I tacked down the rudder cable conduit along the top of the electrical conduit, every 6", with hot glue. Then I glassed the nylon conduit in place in between the hot glue spots. However, I made sure that the glass BIDs are always at the front and ends of the conduits because I expect the maximum pulls and tugs will be at these locations.
The plan calls for extending the rudder conduit through the pre-cut notch at the instrument panel (Chapter 4). Since I am using the hanging rudder pedals and my rudder legs are a bit higher (from the fuselage floor) than the lay down rudder pedals, passing the rudder conduit through this notch will cause a slight dip in the flow of the conduit.

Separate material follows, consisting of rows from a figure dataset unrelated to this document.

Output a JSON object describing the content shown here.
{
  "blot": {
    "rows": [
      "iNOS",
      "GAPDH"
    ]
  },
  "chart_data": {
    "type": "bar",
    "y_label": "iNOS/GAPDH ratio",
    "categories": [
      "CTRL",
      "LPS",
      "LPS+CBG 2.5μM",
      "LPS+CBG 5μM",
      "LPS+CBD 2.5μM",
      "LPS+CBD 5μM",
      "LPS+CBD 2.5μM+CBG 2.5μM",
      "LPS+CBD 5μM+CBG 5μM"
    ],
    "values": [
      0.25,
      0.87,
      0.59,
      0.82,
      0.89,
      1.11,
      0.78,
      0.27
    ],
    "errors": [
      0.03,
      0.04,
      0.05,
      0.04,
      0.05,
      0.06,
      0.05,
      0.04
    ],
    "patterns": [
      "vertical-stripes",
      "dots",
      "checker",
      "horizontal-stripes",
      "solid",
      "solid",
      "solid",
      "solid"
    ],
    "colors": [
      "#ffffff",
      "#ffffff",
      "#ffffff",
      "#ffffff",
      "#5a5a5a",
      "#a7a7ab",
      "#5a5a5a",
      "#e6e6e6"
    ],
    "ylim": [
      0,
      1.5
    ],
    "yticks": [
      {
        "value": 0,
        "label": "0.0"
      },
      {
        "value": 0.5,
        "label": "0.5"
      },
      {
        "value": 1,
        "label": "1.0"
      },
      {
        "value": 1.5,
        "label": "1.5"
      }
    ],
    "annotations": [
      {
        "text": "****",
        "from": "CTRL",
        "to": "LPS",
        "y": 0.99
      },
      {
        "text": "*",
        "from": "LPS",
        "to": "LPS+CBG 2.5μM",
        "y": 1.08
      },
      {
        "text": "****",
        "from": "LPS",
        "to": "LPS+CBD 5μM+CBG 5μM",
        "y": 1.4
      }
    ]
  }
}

If you look close, you can see the relative position of the pre-cut notch about 1/2" lower.
I used a laser and marked a straight line from the top of the ELECTRICAL conduit to the center of the rudder pedal attachment point. I drilled a new hole through the instrument panel where the laser beam crosses it. This gave me a smoother conduit flow. I was aware that the lower tip of the control stick fork will hit the conduit - ONLY if I have to rotate the control stick to +/-40 degrees. Since my control sticks are limited to +/-25 degrees (ref. previous section), I should be OK.
The plan suggested a simple cable connection that can be added in line with the rudder cable such that it can accommodate pilots of different heights. I am more concern with any slag in the rudder cables - but that can be better served with a turnbuckle. I went ahead and made the parts since they are rather simple to make. I will decide if I'll use it or not when time comes.